Children can be stubborn about many things, and brushing their teeth is likely to be high up on the list. If your child won’t brush their teeth, it can make mornings and evenings a lot more stressful. While some children will happily brush away twice a day, others need a little more encouragement.
Children and teens might go through phases of refusing to brush their teeth. The first thing to do when your child won’t brush their teeth is to look for underlying reasons. Some children have sensitive teeth, which makes brushing more unpleasant. Speak to a dentist or dental hygienist for advice on how to overcome this problem.
How often should a child brush their teeth?
Children should brush their teeth twice a day for two minutes, just like grown ups. Even if your child still has most of their baby teeth, brushing twice a day is really important for their oral health.
Brushing twice a day helps children to develop good habits for a lifetime.
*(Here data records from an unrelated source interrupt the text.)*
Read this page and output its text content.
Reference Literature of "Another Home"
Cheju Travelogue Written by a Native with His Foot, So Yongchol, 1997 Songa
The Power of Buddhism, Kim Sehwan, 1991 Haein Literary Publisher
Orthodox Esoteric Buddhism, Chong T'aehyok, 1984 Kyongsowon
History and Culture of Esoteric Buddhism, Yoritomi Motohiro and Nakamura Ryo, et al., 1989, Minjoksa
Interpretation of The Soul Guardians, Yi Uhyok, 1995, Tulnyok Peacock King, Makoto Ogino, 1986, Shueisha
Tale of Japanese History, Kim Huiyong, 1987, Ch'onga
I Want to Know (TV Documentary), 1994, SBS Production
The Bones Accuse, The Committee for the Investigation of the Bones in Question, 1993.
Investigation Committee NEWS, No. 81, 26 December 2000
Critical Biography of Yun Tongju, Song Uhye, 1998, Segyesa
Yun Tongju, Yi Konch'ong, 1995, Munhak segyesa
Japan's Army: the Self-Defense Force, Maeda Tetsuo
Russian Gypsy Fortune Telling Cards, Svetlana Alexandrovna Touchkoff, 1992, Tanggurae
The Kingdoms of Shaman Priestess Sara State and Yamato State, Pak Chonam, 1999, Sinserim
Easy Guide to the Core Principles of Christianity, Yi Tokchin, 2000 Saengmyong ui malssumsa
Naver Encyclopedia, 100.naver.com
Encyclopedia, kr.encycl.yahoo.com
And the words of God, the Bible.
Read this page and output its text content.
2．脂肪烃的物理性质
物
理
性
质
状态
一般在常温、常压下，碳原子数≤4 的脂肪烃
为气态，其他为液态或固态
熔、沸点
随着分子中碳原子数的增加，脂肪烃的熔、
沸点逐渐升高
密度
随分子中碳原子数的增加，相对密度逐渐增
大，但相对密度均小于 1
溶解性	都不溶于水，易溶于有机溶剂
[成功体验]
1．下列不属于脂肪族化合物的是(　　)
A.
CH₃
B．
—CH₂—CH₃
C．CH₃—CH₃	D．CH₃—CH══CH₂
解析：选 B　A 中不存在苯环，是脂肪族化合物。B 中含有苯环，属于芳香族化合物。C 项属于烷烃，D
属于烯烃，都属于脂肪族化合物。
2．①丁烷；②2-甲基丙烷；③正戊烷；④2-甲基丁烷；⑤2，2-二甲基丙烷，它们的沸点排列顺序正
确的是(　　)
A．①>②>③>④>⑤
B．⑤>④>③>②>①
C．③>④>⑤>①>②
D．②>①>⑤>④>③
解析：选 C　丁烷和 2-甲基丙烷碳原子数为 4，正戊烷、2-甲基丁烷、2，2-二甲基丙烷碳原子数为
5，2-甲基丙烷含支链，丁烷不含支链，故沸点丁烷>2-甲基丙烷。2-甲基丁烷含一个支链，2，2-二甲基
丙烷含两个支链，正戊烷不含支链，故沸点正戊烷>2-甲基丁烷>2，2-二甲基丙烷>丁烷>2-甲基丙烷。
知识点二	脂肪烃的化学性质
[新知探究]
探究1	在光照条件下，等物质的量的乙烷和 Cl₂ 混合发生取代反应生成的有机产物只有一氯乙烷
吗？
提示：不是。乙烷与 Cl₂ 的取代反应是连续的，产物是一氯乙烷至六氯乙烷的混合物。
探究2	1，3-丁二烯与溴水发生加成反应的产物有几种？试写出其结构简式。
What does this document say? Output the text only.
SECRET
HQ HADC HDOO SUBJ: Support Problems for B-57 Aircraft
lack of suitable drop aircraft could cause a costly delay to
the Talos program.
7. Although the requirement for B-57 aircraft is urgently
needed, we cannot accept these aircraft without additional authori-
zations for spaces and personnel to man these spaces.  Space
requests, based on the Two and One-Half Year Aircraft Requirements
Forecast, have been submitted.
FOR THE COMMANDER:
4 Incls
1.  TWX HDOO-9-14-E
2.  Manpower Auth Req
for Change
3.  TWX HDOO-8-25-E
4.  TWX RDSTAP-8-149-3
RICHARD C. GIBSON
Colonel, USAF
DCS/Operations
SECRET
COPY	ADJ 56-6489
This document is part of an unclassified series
The baby teeth are also softer and more at risk of decay. Losing baby teeth to decay can cause lifelong problems.
Common reasons a child won’t brush their teeth
These are some of the reasons we hear from parents about why their child is refusing to brush their teeth:
- Brushing isn’t fun or they aren’t interested
- Testing boundaries and refusing certain things
- Sensitive teeth causing pain when they brush
- Sensitivity to toothpaste flavour or texture
- Disruption to their routine
- Dental phobia
- Acting out and asserting control
The reasons can change from day to day, and your child might not know why they don’t want to brush their teeth. Building positive interactions around dental care is the best way to help children overcome this behaviour.
If a parent regularly shouts at a child for not brushing their teeth, they will start to associate oral care with conflict. Instead, try to maintain a positive demeanour and use positive reinforcement.
What to do when a child won’t brush their teeth
- Some parents of toddlers and young children find that introducing a teeth-brushing song will help children to find some enjoyment in teeth brushing.
- An electric toothbrush designed for children can help to make brushing more fun, and ensure the teeth get cleaned properly. Let your child get involved with choose their oral hygiene products so they can get excited about it.
- Create a routine that your child enjoys, such as reading a book after they have brushed their teeth.
- Let them brush their teeth first, and then ask if you can have a go. This will ensure they feel like they have control over the process, but you can still make sure they don’t miss any spots.
- Leave a note from the tooth fairy. Let your child know that the tooth fairy will only collect teeth that have been well cared for. Children love the mystery of the tooth fairy, so this could be enough to encourage them.
- Ask if they brush their teeth at school, pre-school or nursery. If they don’t, ask if this could be added to their routine. Some children feel queasy if they brush first thing in the morning, so brushing after lunch may be less stressful. Children may also be more receptive to instruction from their teachers.
- Arrange a visit to the dentist. Children should never be shamed into brushing their teeth because they are afraid of their dentist. This can set up a lifelong phobia of dentists. Instead, try to encourage positive interactions. Remind your child they aren’t in trouble with their dentist, they just have someone to talk to about why they don’t want to brush their teeth.
- Reward good habits, don’t punish bad habits. Using a star chart can help children to feel a sense of achievement.
If you’re struggling to get your older child or teenager to brush, you will have to rely on reasoning and logic. If a teenager is refusing to brush their teeth, make sure they understand the implications and what could happen if they have tooth decay.
If a child is self-conscious about their smile, this might make them reluctant to brush. Talk to them about their concerns and see if there is anything you can do to help. They might be willing to explore orthodontics to help them feel more confident.